En algo así como media hora el pájaro ya no se vio perpendicular a la cabeza del humanoide sino desplazado unos centímetros hacia la derecha. Aterrado, se dijo que, tarde o temprano, esos salvajes se arrojarían sobre él y le darían la peor de las muertes: lo despedazarían y devorarían con espantosa lentitud.

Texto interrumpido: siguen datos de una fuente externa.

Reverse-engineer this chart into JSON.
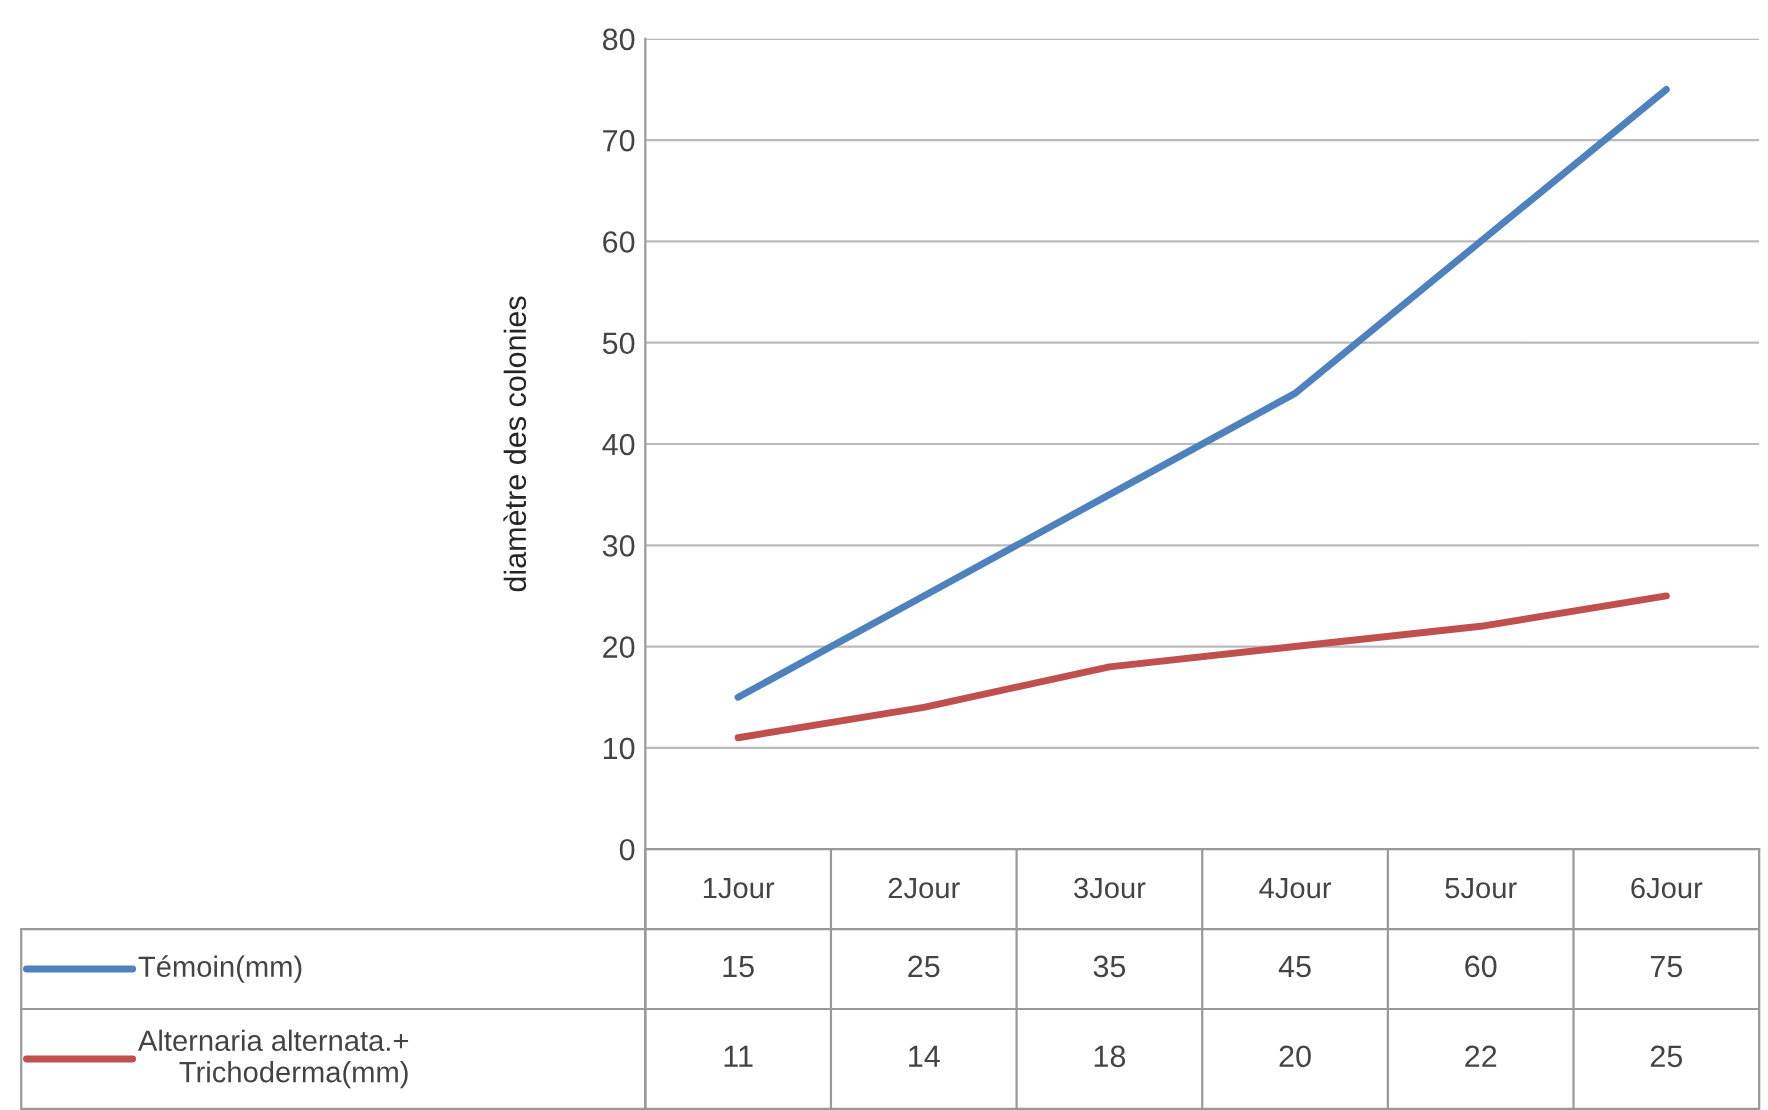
{
  "chart_data": {
    "type": "line",
    "ylabel": "diamètre des colonies",
    "categories": [
      "1Jour",
      "2Jour",
      "3Jour",
      "4Jour",
      "5Jour",
      "6Jour"
    ],
    "series": [
      {
        "name": "Témoin(mm)",
        "color": "#4f81bd",
        "values": [
          15,
          25,
          35,
          45,
          60,
          75
        ]
      },
      {
        "name": "Alternaria alternata.+\nTrichoderma(mm)",
        "color": "#c0504d",
        "values": [
          11,
          14,
          18,
          20,
          22,
          25
        ]
      }
    ],
    "ylim": [
      0,
      80
    ],
    "yticks": [
      0,
      10,
      20,
      30,
      40,
      50,
      60,
      70,
      80
    ],
    "grid": "y",
    "legend": "bottom",
    "data_labels": true
  }
}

Terribles pensamientos ocuparon al hombre durante esa eternidad imposible de calcular en horas. Advirtió, además, que no había sonidos. Por una razón inexplicable, eso le resultó más aterrador que las demás comprobaciones. Qué sensación de soledad debía dar ese lugar donde las cosas no hacían ruido al ser apoyadas. Los tremendos rugidos que habrían salido de esos hombrecitos eran puro silencio, como también la explosión de la nave.
Pasadas, quizá, dos horas, el más feroz de los salvajes estaba a unos sesenta centímetros. A las tres o cuatro horas, el hombre comenzó a sentir que la garra derecha del salvaje tocaba su cuello. Una hora más tarde comenzó a dolerle, como un pinchazo. Era terrible imaginar lo que iba a demorar su muerte...
Lo que siguió fue tan extraño como todo lo anterior: durante horas el hombre vio que el grupo de salvajes coincidía en un movimiento de sus cabezas: un giro hacia el costado y hacia arriba. Cuatro o cinco horas después ya estaban de espaldas y habían comenzado una especie de huida hacia adelante, hasta desaparecer metiéndose en una cueva. El pájaro los siguió hasta allí y, al no obtener ninguna presa, volvió a elevarse.
El hombre sabía que no tenía ninguna chance de sobrevivir en ese planeta. ¿Cómo haría para pararse, correr, conseguir alimentos, defenderse de esos seres y soportar ese horrible silencio? Por todo eso, casi agradeció cuando el pájaro, tras describir un extraordinario circulo en las alturas, comenzó a bajar en un lentísimo vuelo en picada... hacia él.